Imperial Legislative Council
- Long title An Act to incorporate a teaching and residential Muslim University at Aligarh. ;
- Citation: Act No. 40 of 1920
- Territorial extent: India
- Enacted by: Imperial Legislative Council
- Enacted: 14 September 1920
- Commenced: 1 December 1920

Amended by
- Aligarh Muslim University (Amendment) Act, 1931; Aligarh Muslim University (Amendment) Act, 1935; Aligarh Muslim University (Amendment) Act, 1941; Aligarh Muslim University (Amendment) Act, 1943; Aligarh Muslim University (Amendment) Act, 1945; Aligarh Muslim University (Amendment) Act, 1951; Aligarh Muslim University (Amendment) Act, 1965; Aligarh Muslim University (Amendment) Act, 1972; Aligarh Muslim University (Amendment) Act, 1981;

= Aligarh Muslim University Act, 1920 =

Act of Imperial Legislative Council of India

The Aligarh Muslim University Act, 1920 is an act of Imperial Legislative Council enacted in 1920. The Act was amended in 1951 in order to repeal sections on Islamic teachings. The Act was amended in 1967 which was challenged in Azeez Basha case. In 2005, the Allahabad High Court quashed the Aligarh Muslim University (Amendment) Act, 1981, as unconstitutional and declared that the AMU was not a minority institution.
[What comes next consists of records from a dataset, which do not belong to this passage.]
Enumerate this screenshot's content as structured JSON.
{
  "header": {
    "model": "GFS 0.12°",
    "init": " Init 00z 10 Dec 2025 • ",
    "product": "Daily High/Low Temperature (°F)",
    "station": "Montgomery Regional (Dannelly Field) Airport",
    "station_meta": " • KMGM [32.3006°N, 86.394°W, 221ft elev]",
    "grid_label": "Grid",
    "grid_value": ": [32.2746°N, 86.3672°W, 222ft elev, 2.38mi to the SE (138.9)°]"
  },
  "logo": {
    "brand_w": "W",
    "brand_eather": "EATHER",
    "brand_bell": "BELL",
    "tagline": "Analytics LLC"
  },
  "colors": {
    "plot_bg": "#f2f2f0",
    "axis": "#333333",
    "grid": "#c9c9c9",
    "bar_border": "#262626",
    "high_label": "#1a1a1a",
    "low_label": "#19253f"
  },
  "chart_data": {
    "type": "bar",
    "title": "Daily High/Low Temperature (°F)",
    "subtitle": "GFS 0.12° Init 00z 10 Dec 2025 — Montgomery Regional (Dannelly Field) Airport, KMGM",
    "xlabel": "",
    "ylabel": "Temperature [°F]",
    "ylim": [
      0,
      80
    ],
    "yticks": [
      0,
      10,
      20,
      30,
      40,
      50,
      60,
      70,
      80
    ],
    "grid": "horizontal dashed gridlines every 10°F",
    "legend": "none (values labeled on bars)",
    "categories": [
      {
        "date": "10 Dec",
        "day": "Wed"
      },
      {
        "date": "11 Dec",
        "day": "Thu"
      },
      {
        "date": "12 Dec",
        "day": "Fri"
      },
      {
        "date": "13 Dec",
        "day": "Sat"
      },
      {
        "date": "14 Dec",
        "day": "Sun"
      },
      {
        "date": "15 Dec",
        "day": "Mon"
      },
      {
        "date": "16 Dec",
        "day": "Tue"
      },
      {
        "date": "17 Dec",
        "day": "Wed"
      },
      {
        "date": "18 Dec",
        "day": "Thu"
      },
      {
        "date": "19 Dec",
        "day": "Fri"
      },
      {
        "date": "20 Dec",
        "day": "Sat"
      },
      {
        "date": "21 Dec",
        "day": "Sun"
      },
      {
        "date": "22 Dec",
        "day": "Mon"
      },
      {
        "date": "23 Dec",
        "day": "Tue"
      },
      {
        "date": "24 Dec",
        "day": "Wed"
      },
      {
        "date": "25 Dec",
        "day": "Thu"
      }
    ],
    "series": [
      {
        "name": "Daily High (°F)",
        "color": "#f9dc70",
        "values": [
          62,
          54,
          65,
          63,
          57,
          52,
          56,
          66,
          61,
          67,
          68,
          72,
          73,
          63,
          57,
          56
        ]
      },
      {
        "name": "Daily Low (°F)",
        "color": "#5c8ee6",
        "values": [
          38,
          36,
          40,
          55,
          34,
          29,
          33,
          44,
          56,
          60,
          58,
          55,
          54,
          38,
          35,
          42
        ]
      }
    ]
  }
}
Therefore, the notification issued by the Human Resource Development Ministry in February permitting the university to reserve seats for Muslims in post-graduate medical courses was illegal.

== Minority status ==
The Act is notable for the debate on whether the Aligarh Muslim University had minority status, which came under the scrutiny of the Supreme Court of India. AMU was declared a minority institution by the AMU Amendment Act in 1981 by the Parliament. The Allahabad High Court ruled in 2005 that AMU Amendment Act of 1981 was unconstitutional. The UPA government appealed to the Supreme Court. However, the NDA Government withdrew the appeal in 2016.